WINNIPEG - A second elected farmer representative has resigned from the Canadian Wheat Board over the fight to preserve its monopoly.

"The current board hasn't been listening to producers," Jeff Nielsen, who farms near Olds, Alta., said Monday.

"They want to see things move on. They're running businesses. Their farms are needing of new opportunities and new chances to make their businesses profitable."

Last week, Henry Vos, one of three farmer-elected directors currently from Alberta, resigned his seat over board chairman Allen Oberg's refusal to bow before the wishes of Agriculture Minister Gerry Ritz and the federal Conservative government.

It leaves Oberg, who is from Forestburg, Alta., plus seven other directors from Saskatchewan and Manitoba, as the last farmer-elected representatives. There are also four appointed directors and the president.

The board has already voted to proceed with a legal challenge of proposed federal legislation tabled as Bill C-18, which the board claims is illegally stripping it of its powers.

Ritz wants the new system in place by next summer when the new crop year begins.

Oberg has said it would take more time for the government legally to do what it wants.

Under the current Canadian Wheat Board Act, a plebiscite is required before the minister can remove grain from the marketer's control. The government has refused to hold one and has ignored the results of a vote held by the wheat board this past summer, when farmers supported retaining the monopoly over western Canadian wheat and barley.

While Alberta has long supported eliminating the monopoly, Nielsen said he's also getting more calls from Saskatchewan and Manitoba lately.

"Farmers are frustrated."

He also said the board was told the chances of blocking the government were slim to none.

"At the end of the day this will get through," he said.

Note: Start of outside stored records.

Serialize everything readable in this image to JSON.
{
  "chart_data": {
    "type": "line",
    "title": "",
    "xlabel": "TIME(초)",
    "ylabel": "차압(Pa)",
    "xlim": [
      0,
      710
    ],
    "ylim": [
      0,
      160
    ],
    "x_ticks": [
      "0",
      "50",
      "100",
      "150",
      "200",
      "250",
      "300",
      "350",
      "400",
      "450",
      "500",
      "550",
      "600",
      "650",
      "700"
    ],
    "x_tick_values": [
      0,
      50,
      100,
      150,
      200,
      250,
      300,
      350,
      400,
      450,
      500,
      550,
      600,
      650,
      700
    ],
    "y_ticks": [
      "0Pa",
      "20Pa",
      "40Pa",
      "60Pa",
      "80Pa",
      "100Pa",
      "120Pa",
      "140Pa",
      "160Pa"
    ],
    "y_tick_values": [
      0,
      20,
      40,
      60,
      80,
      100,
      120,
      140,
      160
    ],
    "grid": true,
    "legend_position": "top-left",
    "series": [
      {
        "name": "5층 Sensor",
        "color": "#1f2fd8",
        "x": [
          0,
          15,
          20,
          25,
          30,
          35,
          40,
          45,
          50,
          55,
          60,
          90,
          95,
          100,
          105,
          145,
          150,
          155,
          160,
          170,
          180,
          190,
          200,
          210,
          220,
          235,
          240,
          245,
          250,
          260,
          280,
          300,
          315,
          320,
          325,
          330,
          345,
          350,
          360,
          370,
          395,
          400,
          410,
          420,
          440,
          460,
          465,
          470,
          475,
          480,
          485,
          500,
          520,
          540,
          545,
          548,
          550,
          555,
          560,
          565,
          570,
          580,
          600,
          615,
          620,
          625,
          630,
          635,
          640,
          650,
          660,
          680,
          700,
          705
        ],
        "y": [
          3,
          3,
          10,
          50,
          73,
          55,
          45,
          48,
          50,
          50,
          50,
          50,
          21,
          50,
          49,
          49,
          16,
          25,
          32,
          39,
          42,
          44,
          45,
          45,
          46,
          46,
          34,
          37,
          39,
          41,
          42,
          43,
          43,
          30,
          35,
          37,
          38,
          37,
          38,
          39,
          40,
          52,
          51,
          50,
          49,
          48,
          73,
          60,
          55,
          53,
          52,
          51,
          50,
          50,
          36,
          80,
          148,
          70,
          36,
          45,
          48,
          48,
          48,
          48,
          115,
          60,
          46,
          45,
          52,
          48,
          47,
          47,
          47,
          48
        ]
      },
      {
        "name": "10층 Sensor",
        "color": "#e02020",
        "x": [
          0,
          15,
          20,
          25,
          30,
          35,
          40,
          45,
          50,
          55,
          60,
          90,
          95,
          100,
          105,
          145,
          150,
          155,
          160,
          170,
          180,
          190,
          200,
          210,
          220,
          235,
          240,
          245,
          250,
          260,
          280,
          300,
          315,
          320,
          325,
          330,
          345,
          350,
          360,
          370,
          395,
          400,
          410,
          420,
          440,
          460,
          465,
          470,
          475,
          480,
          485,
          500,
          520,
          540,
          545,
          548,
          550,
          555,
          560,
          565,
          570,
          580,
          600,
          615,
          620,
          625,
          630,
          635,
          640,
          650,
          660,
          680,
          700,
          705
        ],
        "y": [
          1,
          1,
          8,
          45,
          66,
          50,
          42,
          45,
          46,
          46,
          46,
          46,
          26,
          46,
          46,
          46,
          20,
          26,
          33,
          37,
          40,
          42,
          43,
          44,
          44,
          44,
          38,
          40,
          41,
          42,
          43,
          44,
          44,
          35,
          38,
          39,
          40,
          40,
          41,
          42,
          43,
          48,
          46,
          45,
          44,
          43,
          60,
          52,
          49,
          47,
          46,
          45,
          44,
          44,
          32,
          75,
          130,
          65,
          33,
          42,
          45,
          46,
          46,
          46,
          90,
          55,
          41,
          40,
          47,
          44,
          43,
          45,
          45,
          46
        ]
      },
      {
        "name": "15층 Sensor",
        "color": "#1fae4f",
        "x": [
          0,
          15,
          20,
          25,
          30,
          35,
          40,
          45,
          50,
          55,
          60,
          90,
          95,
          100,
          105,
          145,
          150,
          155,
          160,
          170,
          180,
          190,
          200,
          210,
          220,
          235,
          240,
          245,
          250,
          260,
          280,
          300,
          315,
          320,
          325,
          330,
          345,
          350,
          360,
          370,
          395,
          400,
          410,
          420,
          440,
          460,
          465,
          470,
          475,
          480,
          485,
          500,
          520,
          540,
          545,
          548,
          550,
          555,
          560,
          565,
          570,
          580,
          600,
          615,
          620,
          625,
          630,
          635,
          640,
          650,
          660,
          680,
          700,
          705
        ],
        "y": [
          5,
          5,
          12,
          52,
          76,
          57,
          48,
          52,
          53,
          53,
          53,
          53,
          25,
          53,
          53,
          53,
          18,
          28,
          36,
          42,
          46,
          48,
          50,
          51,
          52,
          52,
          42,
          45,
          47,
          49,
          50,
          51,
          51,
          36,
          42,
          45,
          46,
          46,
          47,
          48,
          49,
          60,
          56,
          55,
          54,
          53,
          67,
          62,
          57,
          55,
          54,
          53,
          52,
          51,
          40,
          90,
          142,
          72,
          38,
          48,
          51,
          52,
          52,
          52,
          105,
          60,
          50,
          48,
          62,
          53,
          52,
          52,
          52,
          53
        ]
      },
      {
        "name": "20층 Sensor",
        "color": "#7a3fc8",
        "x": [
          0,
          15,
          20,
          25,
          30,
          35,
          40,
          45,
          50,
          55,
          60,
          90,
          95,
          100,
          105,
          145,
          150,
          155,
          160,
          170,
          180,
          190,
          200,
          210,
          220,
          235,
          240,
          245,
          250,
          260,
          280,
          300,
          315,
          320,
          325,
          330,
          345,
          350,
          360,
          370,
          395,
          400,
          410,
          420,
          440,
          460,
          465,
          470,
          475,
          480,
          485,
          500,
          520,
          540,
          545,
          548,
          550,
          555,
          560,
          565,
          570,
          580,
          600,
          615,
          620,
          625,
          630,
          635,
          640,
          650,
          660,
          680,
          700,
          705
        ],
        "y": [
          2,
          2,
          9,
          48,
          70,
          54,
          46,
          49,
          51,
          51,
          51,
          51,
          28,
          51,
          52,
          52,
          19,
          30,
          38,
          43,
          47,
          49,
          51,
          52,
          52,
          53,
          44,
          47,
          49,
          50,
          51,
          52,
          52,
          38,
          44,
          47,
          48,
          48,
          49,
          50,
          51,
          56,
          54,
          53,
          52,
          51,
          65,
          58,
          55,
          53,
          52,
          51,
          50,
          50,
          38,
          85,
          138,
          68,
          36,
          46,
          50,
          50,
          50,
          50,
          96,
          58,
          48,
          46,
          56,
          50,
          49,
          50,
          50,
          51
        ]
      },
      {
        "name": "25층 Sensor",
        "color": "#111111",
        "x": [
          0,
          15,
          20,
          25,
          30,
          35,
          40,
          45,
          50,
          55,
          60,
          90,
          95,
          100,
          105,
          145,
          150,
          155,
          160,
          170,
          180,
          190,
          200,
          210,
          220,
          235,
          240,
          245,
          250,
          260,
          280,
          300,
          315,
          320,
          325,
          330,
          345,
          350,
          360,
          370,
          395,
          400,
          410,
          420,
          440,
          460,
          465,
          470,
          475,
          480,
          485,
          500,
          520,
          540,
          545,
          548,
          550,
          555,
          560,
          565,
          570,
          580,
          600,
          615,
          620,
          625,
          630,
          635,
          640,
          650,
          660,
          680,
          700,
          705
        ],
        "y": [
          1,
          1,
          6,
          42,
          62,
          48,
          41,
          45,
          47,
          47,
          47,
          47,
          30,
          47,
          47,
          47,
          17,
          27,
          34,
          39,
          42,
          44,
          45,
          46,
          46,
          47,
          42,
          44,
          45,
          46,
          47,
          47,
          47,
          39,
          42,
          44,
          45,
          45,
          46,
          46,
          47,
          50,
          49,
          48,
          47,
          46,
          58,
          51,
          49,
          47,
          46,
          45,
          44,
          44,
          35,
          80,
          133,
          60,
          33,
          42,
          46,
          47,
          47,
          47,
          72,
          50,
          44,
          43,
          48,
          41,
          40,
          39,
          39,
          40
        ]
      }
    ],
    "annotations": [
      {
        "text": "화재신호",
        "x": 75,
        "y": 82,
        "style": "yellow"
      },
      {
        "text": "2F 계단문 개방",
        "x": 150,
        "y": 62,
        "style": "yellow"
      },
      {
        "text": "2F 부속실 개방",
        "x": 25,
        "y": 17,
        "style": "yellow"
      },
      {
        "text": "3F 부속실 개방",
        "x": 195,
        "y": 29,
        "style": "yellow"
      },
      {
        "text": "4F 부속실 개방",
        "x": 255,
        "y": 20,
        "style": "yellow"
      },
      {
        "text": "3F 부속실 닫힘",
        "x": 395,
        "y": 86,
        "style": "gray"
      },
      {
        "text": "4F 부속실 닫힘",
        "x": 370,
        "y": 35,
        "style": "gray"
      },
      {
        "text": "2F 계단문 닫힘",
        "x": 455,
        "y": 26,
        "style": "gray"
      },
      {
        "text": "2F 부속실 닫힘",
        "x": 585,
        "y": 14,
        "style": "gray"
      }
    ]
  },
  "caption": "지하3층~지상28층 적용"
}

"Why would we want to continually try to challenge that, as anything that we spend legal-wise has to come out of farmers pockets?"

The Winnipeg-based marketing agency has controlled the sale of western wheat and barley for more than 60 years. It also once controlled the sale of oats, but lost that grain under a previous Conservative government.

After that, the addition of farmer-elected directors and the requirement for a plebiscite were supposed to ensure that producer wishes were respected whenever decisions were made about the wheat board.

The government says the fact that Conservatives won most of the agricultural ridings in Western Canada in the last federal election is enough indication of farmers' wishes.

There are three current or pending court cases over the federal move -- the one filed by the wheat board, another filed earlier by a group called Friends of the Canadian Wheat Board and a third promised by the Western Canadian Wheat Growers, aimed at stopping the board's legal challenge.